La note de conjoncture de FranceAgrimer « Le marché de la luzerne déshydratée » fait l'éloge de cette filière. Or les fonds publics réservés à cette culture ne sont pas à la hauteur du potentiel de développement. Les subventions de 33¤/t sont allouées jusqu'en 2012 et l'allocation d'une aide spécifique pour toute nouvelle surface implantée sur 2010-2012 dans le cadre du bilan de santé de la Pac aura peu d'impacts sur les programmes de développement compte tenu de la faiblesse des fonds alloués (1 million d'euros), selon le ministère de l'agriculture(1).

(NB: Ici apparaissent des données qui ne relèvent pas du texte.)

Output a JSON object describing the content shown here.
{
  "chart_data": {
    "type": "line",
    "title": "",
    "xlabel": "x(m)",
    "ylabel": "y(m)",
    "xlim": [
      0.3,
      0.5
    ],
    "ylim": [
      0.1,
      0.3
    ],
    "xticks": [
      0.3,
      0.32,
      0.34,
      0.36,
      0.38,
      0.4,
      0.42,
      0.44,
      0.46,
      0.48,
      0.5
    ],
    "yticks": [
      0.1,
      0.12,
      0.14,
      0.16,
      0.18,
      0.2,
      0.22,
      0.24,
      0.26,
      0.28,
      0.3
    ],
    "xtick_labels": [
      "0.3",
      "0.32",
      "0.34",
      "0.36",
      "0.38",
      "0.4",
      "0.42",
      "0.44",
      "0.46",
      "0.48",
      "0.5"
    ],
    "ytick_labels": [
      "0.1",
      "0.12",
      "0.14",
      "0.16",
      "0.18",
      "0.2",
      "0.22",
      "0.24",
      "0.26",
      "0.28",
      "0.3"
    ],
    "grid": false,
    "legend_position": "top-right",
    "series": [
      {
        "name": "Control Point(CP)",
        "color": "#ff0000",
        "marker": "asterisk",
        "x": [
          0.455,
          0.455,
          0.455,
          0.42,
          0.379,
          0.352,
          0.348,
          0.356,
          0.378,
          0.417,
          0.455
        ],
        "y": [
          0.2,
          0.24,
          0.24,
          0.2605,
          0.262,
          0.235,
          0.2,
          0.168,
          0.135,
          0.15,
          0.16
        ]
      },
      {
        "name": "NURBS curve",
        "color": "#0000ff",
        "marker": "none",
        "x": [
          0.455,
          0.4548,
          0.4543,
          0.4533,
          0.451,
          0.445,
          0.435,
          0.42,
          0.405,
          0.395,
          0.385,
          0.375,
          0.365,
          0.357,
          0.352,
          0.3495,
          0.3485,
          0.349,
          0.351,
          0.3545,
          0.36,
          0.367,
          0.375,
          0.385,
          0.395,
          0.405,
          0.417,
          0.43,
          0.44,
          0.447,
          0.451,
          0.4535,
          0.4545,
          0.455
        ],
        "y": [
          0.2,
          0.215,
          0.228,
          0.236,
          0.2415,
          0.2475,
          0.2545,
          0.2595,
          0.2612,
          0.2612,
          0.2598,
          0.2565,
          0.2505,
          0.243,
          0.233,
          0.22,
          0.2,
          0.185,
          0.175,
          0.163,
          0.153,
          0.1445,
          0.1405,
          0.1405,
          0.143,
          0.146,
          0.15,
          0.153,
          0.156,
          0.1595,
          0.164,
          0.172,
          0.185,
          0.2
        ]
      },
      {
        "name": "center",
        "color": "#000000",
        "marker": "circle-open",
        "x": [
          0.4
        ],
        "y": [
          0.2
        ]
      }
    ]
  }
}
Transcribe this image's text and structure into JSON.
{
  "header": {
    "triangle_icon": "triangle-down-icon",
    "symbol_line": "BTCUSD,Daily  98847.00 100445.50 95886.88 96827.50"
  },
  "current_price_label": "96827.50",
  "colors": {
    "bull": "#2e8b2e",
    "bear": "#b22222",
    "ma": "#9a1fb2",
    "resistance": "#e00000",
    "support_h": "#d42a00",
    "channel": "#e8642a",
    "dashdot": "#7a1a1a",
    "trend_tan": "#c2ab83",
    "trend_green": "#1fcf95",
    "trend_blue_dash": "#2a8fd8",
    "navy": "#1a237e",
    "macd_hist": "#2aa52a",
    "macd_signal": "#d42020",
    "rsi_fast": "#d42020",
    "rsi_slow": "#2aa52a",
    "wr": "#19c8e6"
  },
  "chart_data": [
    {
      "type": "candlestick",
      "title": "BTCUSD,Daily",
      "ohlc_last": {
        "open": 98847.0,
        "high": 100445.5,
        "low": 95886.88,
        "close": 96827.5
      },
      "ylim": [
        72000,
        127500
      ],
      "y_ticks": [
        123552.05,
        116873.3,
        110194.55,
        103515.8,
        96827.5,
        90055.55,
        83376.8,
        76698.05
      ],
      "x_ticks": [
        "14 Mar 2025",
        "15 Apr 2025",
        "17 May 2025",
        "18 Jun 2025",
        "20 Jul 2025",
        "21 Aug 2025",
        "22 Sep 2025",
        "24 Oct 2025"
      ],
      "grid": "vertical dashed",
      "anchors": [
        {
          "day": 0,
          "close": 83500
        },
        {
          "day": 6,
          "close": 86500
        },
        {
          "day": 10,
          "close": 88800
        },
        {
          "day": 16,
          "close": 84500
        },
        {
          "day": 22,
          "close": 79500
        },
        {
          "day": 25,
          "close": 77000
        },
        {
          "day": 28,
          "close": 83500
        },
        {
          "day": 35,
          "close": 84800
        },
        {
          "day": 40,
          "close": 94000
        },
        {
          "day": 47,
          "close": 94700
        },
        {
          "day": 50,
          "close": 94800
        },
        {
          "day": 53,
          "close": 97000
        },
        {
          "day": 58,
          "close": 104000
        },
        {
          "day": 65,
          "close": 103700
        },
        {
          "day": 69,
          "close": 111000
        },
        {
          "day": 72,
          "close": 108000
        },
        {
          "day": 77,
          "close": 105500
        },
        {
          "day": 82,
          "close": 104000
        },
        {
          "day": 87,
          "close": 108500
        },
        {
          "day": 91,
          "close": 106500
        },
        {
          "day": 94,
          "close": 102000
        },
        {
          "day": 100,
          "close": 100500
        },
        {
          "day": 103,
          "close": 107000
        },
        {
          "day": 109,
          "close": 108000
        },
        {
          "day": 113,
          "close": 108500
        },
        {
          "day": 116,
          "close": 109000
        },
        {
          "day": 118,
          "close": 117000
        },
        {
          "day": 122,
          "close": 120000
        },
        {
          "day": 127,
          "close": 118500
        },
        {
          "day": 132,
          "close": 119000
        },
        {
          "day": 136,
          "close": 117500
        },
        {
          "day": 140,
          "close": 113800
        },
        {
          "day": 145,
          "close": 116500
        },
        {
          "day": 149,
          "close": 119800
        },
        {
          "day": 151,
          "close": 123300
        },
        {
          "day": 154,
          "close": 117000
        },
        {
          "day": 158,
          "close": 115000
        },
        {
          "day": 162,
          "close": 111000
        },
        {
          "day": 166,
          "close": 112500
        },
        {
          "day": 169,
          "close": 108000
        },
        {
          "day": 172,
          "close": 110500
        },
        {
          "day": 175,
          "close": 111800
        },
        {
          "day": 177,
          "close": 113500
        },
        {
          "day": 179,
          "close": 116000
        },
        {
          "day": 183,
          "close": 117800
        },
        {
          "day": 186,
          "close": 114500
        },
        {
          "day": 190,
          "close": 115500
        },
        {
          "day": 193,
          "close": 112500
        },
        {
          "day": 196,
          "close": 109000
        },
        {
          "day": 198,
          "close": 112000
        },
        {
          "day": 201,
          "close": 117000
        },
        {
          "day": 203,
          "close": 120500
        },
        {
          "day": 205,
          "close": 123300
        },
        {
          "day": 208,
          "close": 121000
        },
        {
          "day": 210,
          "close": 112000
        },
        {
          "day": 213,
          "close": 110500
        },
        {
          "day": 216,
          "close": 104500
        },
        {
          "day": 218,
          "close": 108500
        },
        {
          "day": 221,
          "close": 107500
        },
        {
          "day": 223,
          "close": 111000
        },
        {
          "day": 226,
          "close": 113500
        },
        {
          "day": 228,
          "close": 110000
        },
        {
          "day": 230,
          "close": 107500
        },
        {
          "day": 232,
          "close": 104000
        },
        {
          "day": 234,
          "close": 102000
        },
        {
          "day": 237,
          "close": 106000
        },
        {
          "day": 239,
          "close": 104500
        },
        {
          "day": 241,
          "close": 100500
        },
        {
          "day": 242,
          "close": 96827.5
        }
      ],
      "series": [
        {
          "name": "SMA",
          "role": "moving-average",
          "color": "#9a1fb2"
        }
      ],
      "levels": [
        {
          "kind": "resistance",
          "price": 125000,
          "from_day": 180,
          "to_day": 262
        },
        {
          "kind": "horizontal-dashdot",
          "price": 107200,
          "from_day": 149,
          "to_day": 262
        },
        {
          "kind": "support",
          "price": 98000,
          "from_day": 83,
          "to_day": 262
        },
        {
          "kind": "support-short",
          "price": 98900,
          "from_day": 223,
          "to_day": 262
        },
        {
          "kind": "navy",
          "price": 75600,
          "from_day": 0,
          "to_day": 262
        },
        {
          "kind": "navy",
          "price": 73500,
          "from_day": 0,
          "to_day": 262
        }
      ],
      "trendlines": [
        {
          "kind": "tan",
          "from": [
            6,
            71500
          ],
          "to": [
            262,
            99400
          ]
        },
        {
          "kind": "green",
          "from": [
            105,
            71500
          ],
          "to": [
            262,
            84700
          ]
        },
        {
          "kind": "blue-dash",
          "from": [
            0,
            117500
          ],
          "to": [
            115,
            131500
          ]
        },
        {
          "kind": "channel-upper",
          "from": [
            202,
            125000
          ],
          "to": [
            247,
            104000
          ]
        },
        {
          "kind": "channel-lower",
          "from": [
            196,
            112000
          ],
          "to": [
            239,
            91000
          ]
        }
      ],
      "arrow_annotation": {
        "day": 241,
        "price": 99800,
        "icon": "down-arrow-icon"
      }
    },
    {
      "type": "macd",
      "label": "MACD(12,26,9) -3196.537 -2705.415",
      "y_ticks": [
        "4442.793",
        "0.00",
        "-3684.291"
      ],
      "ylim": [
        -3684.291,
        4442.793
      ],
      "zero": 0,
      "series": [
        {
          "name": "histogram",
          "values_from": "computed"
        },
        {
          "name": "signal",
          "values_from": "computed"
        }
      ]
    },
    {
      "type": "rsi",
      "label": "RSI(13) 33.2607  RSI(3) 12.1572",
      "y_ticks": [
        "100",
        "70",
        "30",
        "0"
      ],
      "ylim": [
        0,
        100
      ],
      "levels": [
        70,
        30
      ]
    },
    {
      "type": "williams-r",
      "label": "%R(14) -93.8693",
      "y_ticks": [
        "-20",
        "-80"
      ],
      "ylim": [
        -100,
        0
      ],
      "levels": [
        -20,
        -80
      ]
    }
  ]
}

Une culture dans l'air du temps
(© Terre-ent Média)
Outre son emploi pour l’alimentation animale, « l'utilisation de la luzerne en alimentation humaine semble imminente : dans son avis rendu le 13 mars 2009, l'Autorité européenne de sécurité des aliments (Efsa) a affirmé que le concentré protéique de luzerne est sans contre-indications pour la sécurité alimentaire humaine, dans la limite de 10g par jour ».

Des recherches sont par ailleurs menées par Luzerne Recherche Développement (LRD) afin d'utiliser la cellulose contenue dans la luzerne pour fabriquer des biocarburants de seconde génération.

La filière luzerne ambitionne également de valoriser les minéraux et vitamines de la luzerne en cosmétologie.

Une priorité donnée au développement durable

Attachée depuis quelques années à montrer que la filière luzerne s’inscrit dans un développement d’une agriculture durable, elle poursuit ses recherches pour réduire au maximum les coûts de déshydratation en recourant davantage au préfanage au champ, en substituant la biomasse aux énergies fossiles utilisées dans les séchoirs et en développant de nouveaux procédés de séchage comme les sécheurs basse température.

Par ailleurs, « Coop de France Déshydratation a initié un projet, en collaboration avec de nombreux partenaires associatifs (Réseau Biodiversité pour les abeilles, Ligue de protection des oiseaux), scientifiques (Muséum national d'Histoire naturelle) et institutionnels (Dreal, FranceAgriMer et Conseil régional de Champagne-Ardenne), visant à déterminer les effets des aménagements de récolte sur les différents organismes qui sont présents sur les parcelles de luzerne. Il s’agit par exemple de ne pas faucher, temporairement, certaines bandes afin de favoriser le butinage des abeilles».

N.B : D'après FranceAgrimer (1)Rectificatif: pour être plus précis, il s'agit d'un chapô revu vendredi 6 novembre 2009.